When we love someone, sometimes we want them to meet all of our needs. But expecting a partner to do EVERYTHING you want, just the way you want it, is not a reasonable expectation. Both people need to have free will in order for the relationship to be healthy. Using the phrase, “If you really loved me” is not loving, it is manipulative.
When you want your partner to do something, it makes sense to ask clearly. However, you have to be ready to hear a “no”. And if you do hear a no, it’s a good idea to be ready to accept that or to negotiate a compromise in a fair and loving manner.
A related concept to “If you really loved me” is the ultimatum. It’s tempting to use ultimatums, because they can make you feel powerful, but in general, I suggest that people resist the temptation. You don’t get respect this way in the long run, and you may well damage the intimacy in your relationship. Instead of giving an ultimatum, I suggest you work on increasing the person’s motivation to change.

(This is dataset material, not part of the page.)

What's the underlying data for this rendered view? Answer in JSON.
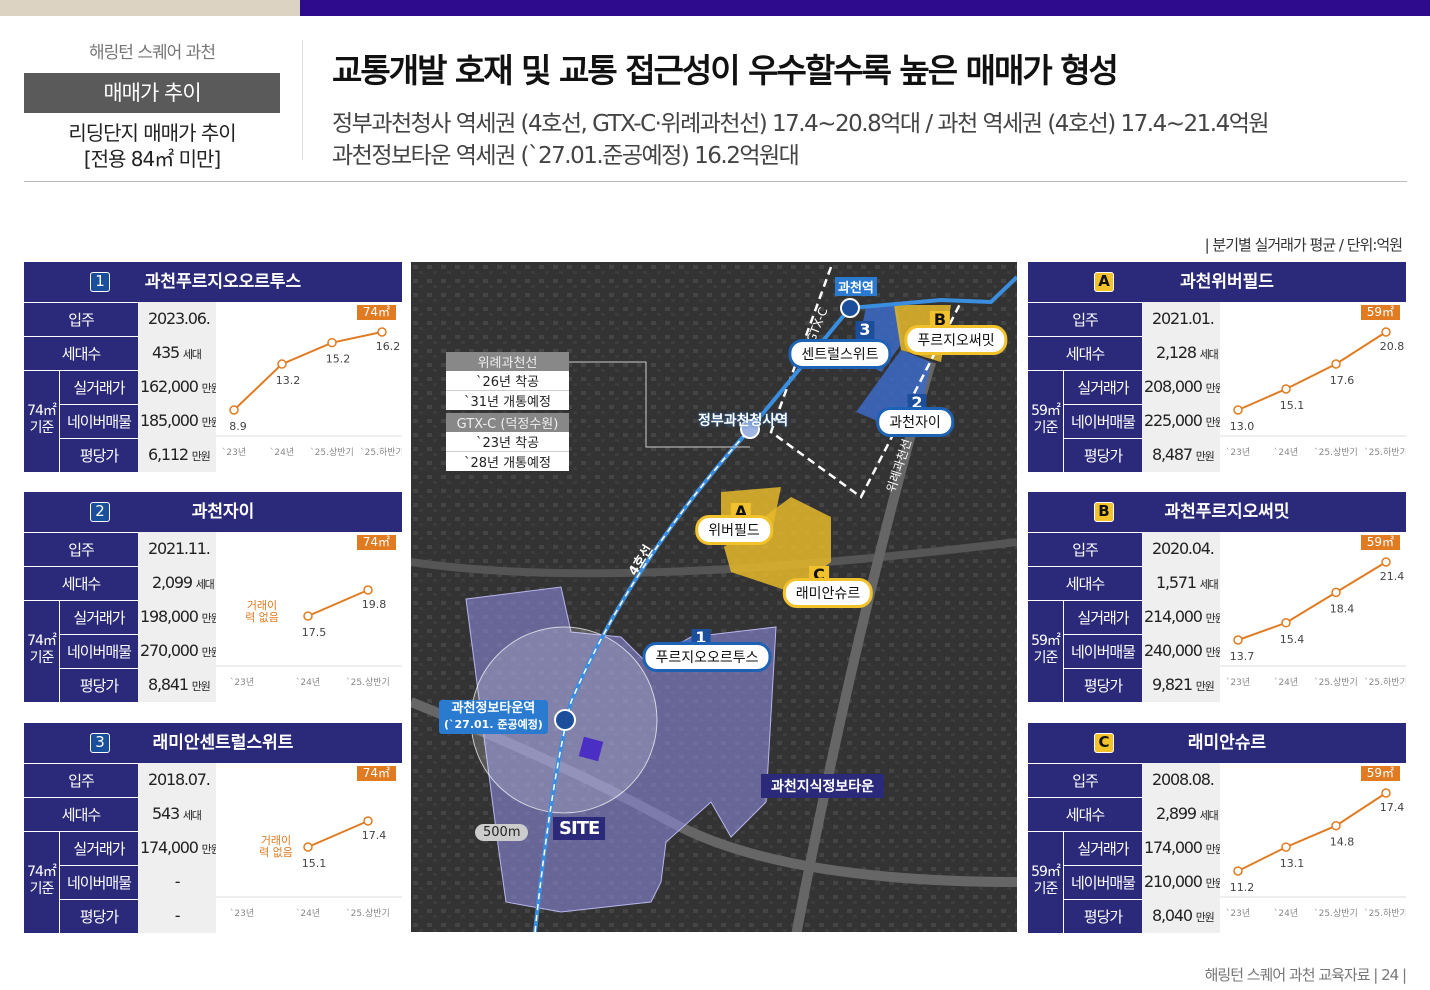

People are motivated to change when they see hope for the relationship. They don’t want to lose what they have, so they are willing to put more effort into keeping it. As the old expression says, “You get more flies with honey than with vinegar.”
There are many techniques you can use that will help you negotiate effectively with your partner, and I can teach you some of them. Here is a key thing to remember: when you find ways to show your partner you value them and care for their concerns and opinions, they are more likely to consider YOUR feelings, and to be willing to create win-win situation.